Movie Info
Movie Name: Blue Ruin
Studio: The Lab of Madness
Genre(s): Drama/Suspense/Mystery
Release Date(s): May 17, 2013 (Cannes Film Festival)/April 25, 2014 (US)
MPAA Rating: R
Dwight Evans (Macon Blair) has lived a shattered existence since his parents were killed. Now, their killer Wade Cleland is getting out of jail and Dwight knows what he must due. Hunting down and killing Wade, Dwight sets off a chain of events that reignites the war between the families putting Dwight’s sister Sam (Amy Hargreaves) and her children in danger. Dwight realizes it is time to take matters into his own hands and atone for what has happened…one way or another.
Written and directed by Jeremy Saulnier, Blue Ruin was released to critical acclaim. The movie spiked interest by being funded by a Kickstart campaign and won the International Federation of Film Critics (aka Fédération Internationale de la Presse Cinématographique FIPRESCI) at Cannes before receiving a U.S. release in 2014.
Blue Ruin is aptly described as a “slow burn” thriller. The movie’s pacing is quite slow and deliberate considering the source material and what is occurring on screen. Despite lots of violence and death, Blue Ruin works more on suspense and thought than action and guts.

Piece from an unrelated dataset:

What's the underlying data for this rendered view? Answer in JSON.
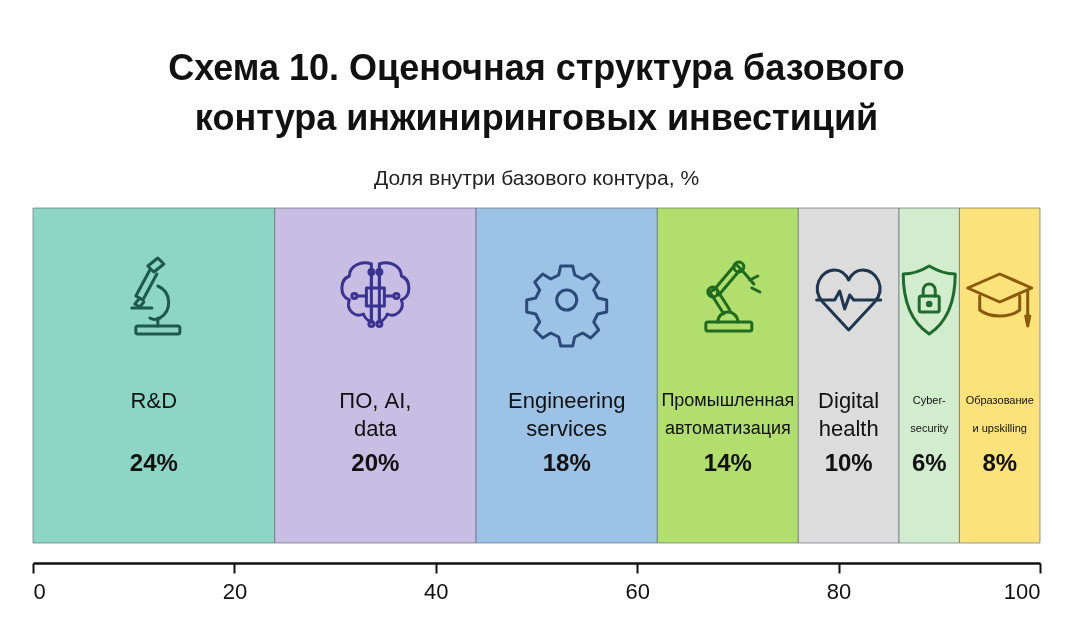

The script for the movie is quite smart. In a normal action-revenge movie, you are given all the plot pieces and then the person seeking revenge is set loose to kill. Here, you have a vague idea of what has occurred and characters give up bits and pieces of it slowly. A big reveal is made very casually at the end of the film and not much contemplation to what it means as a whole is revealed. The viewer is really left open to the idea of “was it worth it” idea of the crime.
The casting is also rather odd for a film and shows how small-budget films can sometimes make use of what they have better than big budget films who get to choose their actors. Macon Blair is an interesting lead in that he’s very, very normal. He looks like any guy you’d pass on the street and that idea is implied by ending scenes which show that no one knows what happened in a house on a normal street block. Devin Ratray who plays his friend is the graduate of Home Alone (he played Buzz) and one of Dwight’s victims is Jan Brady herself Eve Plumb.
The movie also looks fantastic. The framing and the camera work give a slow lethargic feel to the story and surprise you by not catering to the action on the screen. The tension might be there, but you rarely see it coming when something happens because the movie conditions you to not expect it.
Blue Ruin is a good film but not for everyone. The humdrum nature of the movie will probably not stand with someone who wants the action of a film like Taken and the drama is subtle for many mainstream audiences. Early on, the movie sometimes has you questioning if what you are seeing really happened or if it is a fantasy in the mind of the messed up Dwight…sometimes truth is more disturbing than fiction.